Tuesday, March 20, 2012

Strangers in a Strange Land: Tuff luck, it's all your fault, so don't be an ash about it.

So, what do you do first? You sketch it. Drawing forces you to recognize patterns that you might not otherwise see. Then you stick your nose on it. How many times have I dragged reluctant students on a field trip only to have them sit on the far side of the highway trying to text someone when there was no cell service? It wasn't the case with these students. This group was a bunch of go-getters.You do what you can to identify the rocks in the roadcut, at whatever skill levels you've reached. This trip to a Strange Land has brought together many strangers who have had no classes in geology and some who have had many.

We have to establish some possibilities. We sit down and talk it over. What in the world could that black stuff be? The whole outcrop is layered. Doesn't that make it a sedimentary exposure? Tilted, you think? An example of original horizontality? What if it were volcanic? That makes it basalt in the middle, but what is the red and brown stuff? Is it a flow or an intrusion? A book suggests that this is an intrusive sill. It that possible?

We start to organize our thoughts and questions. Look at the picture below...it was taken in an abandoned pit at the Black Mesa Coal Mine on the Navajo Reservation in Arizona. It is composed of light colored sedimentary layers. Although not visible in this image, there are coal seams between these layers. Could the mysterious black layer be a coal seam?
Or another serious possibility. At the other end of Death Valley I encountered an intrusive sill, a place where molten basalt forced its way between the layers of light-colored limestone. The basalt has weathered deeply to a brownish-red color, but a fresh exposure would be black. Could the Charlie Brown outcrop be a sill?

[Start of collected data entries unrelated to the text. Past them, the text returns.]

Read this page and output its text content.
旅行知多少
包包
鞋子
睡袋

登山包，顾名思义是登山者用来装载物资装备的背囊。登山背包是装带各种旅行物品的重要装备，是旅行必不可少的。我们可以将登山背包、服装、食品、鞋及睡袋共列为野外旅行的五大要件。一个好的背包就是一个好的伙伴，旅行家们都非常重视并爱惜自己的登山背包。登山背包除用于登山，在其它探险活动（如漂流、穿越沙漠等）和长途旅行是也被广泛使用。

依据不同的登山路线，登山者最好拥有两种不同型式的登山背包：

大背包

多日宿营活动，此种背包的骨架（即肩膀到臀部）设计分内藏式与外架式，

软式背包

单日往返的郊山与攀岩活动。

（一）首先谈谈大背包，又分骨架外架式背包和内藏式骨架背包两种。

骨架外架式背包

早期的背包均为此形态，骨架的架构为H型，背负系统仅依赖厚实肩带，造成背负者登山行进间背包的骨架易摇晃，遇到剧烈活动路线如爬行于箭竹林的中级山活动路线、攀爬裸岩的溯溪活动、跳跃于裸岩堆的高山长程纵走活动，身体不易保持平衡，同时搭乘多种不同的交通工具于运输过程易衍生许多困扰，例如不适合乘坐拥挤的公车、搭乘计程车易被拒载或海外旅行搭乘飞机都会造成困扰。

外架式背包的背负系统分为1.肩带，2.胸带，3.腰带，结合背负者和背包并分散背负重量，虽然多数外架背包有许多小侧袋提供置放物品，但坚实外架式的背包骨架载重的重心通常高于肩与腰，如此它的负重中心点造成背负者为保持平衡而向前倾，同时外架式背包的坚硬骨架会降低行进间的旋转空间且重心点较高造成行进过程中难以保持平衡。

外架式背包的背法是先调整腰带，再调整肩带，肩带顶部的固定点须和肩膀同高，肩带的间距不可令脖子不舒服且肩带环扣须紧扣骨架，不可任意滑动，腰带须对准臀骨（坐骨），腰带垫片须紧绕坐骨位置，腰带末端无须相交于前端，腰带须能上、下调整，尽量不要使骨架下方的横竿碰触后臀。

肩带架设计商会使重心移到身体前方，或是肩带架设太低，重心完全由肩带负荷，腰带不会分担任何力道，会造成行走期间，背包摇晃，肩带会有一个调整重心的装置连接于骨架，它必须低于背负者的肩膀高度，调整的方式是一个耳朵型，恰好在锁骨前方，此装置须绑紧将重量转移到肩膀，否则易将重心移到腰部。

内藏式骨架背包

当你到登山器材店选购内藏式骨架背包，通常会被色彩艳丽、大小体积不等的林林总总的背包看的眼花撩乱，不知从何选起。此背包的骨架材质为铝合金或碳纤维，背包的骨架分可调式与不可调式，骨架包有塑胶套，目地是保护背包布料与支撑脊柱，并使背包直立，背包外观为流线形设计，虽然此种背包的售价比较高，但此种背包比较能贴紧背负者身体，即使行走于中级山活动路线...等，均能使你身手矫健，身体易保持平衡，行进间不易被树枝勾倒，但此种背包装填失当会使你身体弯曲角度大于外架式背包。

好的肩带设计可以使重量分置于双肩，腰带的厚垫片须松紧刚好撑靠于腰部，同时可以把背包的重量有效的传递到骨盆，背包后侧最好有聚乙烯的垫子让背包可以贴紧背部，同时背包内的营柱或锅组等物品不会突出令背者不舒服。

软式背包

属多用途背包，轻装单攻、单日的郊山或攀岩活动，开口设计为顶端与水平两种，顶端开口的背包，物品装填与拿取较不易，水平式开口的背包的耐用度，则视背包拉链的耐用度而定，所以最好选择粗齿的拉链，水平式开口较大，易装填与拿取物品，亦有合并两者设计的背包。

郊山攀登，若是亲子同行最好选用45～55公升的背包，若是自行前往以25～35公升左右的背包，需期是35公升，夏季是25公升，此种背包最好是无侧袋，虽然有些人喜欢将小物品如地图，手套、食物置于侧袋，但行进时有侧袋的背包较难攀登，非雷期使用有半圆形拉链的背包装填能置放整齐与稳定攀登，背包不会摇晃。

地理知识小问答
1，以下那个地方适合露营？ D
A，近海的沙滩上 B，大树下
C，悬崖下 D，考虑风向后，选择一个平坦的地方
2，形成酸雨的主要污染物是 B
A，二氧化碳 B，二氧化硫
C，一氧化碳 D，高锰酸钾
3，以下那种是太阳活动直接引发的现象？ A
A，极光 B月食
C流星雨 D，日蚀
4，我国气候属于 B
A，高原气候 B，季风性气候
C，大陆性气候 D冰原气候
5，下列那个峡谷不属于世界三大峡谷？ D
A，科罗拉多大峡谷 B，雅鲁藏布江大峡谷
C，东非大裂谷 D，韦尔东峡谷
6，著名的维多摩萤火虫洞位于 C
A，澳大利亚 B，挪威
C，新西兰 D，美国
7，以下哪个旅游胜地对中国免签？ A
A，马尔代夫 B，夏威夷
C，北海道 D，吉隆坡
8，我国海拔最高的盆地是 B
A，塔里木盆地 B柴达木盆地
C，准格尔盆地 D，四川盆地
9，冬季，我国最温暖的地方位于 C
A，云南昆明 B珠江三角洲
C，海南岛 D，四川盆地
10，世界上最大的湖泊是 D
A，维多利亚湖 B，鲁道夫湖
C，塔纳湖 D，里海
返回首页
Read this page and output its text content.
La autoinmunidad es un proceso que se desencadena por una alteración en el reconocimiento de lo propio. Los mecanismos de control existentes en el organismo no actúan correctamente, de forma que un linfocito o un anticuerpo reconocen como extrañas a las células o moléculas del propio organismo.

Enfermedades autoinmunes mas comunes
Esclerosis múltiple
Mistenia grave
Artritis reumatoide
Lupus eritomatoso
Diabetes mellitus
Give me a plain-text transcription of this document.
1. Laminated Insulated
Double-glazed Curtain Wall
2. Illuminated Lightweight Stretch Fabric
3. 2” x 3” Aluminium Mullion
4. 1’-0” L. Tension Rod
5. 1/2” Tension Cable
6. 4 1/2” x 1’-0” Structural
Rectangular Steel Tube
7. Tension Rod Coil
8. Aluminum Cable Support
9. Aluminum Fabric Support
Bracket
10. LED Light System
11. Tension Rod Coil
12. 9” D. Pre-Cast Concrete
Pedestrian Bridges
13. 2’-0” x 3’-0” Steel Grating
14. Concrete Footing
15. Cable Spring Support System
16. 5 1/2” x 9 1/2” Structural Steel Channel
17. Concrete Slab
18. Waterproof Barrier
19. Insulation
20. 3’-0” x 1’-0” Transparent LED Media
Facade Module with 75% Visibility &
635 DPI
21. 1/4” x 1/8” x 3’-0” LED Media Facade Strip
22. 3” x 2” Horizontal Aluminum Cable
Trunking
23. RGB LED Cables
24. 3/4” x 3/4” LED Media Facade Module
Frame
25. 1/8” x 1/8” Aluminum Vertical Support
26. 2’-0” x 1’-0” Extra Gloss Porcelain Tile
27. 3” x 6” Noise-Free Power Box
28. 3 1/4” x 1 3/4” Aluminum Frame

How would the sill affect the color of the surrounding layers? Would it oxidize the iron in the sediments, turning the rocks reddish?
What about a buried lava flow? Maybe sediments were laid down, then a thin lava flow covered them. Then new layers of sediment buried the basalt flow. How would that look?

Armed with new information, the students take a second look. And they come back. "It's not coal, the rocks aren't right, and an intrusion shouldn't have holes and cavities in it. And the rocks on either side of the dark stuff don't look like normal sedimentary layers. We don't think any of your explanations work."

Their closer inspection of the rock reveals that the "layers" aren't really layers at all; all the contacts are gradational, one color slowly merging into another, getting progressively darker and darker until it turns black and shiny. It's obsidian! Or more properly, vitrophyre, a glass-rich volcanic rock. This outcrop is showing us something else entirely. The entire outcrop is a single volcanic deposit that formed in a single vigorous eruption.

A few million years ago a small rhyolite magma chamber broke through the crust and erupted violently, producing a small caldera and coating the surrounding landscape with seething hot ash. The first ash to hit the ground cooled quickly. But the interior of the ash deposit was still so hot that the portion about 10 feet above the base fused into the volcanic glass of the vitrophyre. The uppermost ash layers cooled quickly and did not darken like the rock in the interior. This exposure is an excellent example of a welded tuff.

I really love this outcrop...it encapsulates very well the concept of the scientific method. We see a phenomena that raises questions. We do a preliminary investigation that results in a number of possible explanations (hypotheses). We test each one, assuming that one of the hypotheses will be supported by the evidence, and that the other hypotheses will be shown to be wrong. Like many times in science, all the proposed explanations turn out to be incorrect, and we go back to square one, not yet at an answer, but far more knowledgeable about our mystery. In the end, if we are diligent, and sometimes lucky, we arrive at an answer that fits all the evidence.

At this outcrop we have the added benefit of being able to learn about the various kinds of faults, and use that knowledge to identify the faults found in the same roadcut. The left side of the fault (the headwall) is down relative to the right side (the footwall), making this a fine example of a normal fault, which is generated by extensional forces. The entire region, the basin and range province, has been stretched and broken, so the faults in this one outcrop are a microcosm of the faulting found throughout this strange landscape.
This is the kind of outcrop that shows that diagrams on a chalkboard can never be as powerful a learning tool as standing on the ground staring at and manipulating the rocks.

It was time for a bathroom and a cold drink...we headed down to the village of Shoshone and got ready to see the heart of Death Valley. In a coming post....

2 comments:

Gaelyn said...

You will make a Great Park Ranger.

Randy A. said...

Tuff luck? It's all my fault? Don't be an ash?

Those aren't gneiss things to say! You can't take your readers for granite, you know! And you can't treat us like schist, either!